Results: Baseline serum albumin-adjusted calcium (AACa) and serum total calcium (TCa) were not significantly different between patients with PHPT and SHPT-IH (2.54 (±0.072) vs 2.55 mmol/l (±0.13) and 2.63 (±0.069) vs 2.64 mmol/l (±0.15) respectively). During the TCT, AACa rose 0.11 mmol/l (±0.10) in patients with PHPT and 0.0071 mmol/l (±0.10) in patients with SHPT-IH. The change in AACa is significantly different between both groups (one-sided P=0.025). A similar result was found for TCa, which rose 0.14 mmol/l (±0.12) in patients with PHPT compared to 0.012 mmol/l (±0.15) in patients with SHPT-IH (one-sided P=0.024). The TCT can detect PHPT based on an increment in AACa of at least 0.10 mmol/l or in TCa of at least 0.13 mmol/l with a calculated sensitivity of 81.8% and a specificity of 77.8%. Serum parathormone (PTH) levels and urinary calcium excretion (UCE) did not differ between patients with PHPT and SHPT-IH (101.7 ng/l (±26.9) vs 105.7 ng/l (±53.8) and 10.9 mmol/24 hours (±3.0) vs 9.4 mmol/24 hours (±3.2) respectively). PTH levels, UCE, the calcium-phosphorous ratio (Ca/P), the PTH-inhibition rate (PTH-IR) and the parathyroid function index (PF-index) did not differ significantly between patients with PHPT and SHPT-IH during the TCT.

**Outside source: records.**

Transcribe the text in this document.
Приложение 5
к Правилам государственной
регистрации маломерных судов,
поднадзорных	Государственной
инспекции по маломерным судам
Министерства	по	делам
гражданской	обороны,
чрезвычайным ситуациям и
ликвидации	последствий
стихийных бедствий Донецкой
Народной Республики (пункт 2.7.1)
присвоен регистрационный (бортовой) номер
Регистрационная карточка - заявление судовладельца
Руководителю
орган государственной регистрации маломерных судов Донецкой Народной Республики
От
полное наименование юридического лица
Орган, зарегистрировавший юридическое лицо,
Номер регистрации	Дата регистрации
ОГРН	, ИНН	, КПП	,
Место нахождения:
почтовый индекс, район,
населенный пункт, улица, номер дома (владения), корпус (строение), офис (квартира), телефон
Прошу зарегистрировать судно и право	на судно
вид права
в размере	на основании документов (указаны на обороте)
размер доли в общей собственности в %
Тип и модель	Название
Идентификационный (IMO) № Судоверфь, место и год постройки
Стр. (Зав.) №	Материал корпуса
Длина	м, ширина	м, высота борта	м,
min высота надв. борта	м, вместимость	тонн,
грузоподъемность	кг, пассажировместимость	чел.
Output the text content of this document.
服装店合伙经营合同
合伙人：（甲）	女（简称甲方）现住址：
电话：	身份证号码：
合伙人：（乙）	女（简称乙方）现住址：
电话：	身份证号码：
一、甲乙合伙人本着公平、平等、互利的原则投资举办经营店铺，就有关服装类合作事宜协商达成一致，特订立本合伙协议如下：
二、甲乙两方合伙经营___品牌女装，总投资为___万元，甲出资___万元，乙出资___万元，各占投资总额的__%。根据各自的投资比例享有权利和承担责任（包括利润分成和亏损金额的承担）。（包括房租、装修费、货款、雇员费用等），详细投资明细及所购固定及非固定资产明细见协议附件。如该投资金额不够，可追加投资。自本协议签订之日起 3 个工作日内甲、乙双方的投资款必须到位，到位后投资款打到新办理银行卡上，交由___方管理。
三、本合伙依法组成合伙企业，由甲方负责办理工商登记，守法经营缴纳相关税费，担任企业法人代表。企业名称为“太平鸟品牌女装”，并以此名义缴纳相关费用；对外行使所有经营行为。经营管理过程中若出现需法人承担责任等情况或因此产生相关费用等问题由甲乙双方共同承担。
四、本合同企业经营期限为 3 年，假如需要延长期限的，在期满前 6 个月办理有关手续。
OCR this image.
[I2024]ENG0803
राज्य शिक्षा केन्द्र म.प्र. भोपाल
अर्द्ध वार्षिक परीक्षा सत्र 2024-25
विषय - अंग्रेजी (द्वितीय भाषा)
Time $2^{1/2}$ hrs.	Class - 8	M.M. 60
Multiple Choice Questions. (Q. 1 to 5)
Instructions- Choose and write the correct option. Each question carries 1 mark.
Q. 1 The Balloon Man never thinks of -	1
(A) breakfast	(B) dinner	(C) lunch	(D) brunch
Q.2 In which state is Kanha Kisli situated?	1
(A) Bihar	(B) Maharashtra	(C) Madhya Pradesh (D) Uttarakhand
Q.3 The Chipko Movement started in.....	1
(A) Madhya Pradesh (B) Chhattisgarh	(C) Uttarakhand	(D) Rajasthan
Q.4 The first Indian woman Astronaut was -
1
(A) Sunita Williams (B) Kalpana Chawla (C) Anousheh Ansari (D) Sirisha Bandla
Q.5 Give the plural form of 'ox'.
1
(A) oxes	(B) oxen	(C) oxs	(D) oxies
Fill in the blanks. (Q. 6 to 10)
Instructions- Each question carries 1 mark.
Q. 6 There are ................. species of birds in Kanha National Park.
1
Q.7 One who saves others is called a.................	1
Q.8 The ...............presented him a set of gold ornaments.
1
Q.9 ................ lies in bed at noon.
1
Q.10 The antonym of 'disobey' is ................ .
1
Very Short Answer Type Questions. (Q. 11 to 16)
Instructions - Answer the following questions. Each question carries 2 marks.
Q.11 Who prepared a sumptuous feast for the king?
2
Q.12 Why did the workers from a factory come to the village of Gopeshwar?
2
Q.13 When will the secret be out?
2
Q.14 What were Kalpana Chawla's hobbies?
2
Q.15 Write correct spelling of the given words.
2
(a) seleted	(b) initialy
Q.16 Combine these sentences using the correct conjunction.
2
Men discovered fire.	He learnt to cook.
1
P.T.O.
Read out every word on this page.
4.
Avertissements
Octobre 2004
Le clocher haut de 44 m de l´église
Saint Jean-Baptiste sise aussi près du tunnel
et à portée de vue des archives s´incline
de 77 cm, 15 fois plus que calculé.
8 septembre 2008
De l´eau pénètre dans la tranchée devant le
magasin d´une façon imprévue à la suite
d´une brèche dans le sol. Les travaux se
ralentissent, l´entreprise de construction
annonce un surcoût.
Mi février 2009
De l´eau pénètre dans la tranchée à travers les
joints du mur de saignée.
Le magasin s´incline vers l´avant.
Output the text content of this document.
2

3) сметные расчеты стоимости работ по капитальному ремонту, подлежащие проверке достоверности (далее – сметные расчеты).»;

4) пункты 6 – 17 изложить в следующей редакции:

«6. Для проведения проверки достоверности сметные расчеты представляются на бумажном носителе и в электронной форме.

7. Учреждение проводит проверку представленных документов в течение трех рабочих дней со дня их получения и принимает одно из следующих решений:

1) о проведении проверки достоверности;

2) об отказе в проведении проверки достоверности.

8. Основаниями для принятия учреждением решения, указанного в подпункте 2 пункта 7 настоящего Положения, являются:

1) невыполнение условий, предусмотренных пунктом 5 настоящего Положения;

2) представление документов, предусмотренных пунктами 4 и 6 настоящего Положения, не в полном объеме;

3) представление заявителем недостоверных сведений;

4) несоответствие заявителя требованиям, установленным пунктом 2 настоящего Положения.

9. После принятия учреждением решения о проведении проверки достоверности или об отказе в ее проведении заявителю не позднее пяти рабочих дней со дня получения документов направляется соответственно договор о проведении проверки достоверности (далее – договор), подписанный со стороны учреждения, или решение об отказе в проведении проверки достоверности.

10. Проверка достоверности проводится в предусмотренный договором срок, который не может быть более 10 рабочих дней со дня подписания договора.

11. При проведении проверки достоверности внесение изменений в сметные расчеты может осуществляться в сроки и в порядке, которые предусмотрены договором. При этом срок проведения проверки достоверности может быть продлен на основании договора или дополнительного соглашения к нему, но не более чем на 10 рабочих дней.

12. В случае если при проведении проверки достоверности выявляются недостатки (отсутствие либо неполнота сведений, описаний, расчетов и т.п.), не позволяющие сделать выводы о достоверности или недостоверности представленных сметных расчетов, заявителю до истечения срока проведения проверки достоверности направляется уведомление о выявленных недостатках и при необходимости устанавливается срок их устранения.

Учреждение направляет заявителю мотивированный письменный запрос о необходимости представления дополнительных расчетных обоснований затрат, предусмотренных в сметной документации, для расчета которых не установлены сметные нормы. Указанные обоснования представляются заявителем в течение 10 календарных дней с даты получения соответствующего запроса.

Conclusion: The TCT can aid in discriminating patients with PHPT from those with SHPT-IH based on the rise in serum calcium. It can be easily used in all patients with nephrolithiasis or hypercalciuria, an elevated PTH, and a normal to slightly elevated serum calcium. Even though mild hypokalemia occurs frequently, and caution is warranted, no severe side effects were observed. Other variables such as serum PTH, UCE, Ca/P, PTH-IR and PF-index did not differentiate between both groups. Larger prospective trials are necessary to reassess the relevance of different biochemical parameters and the diagnostic potential of the TCT.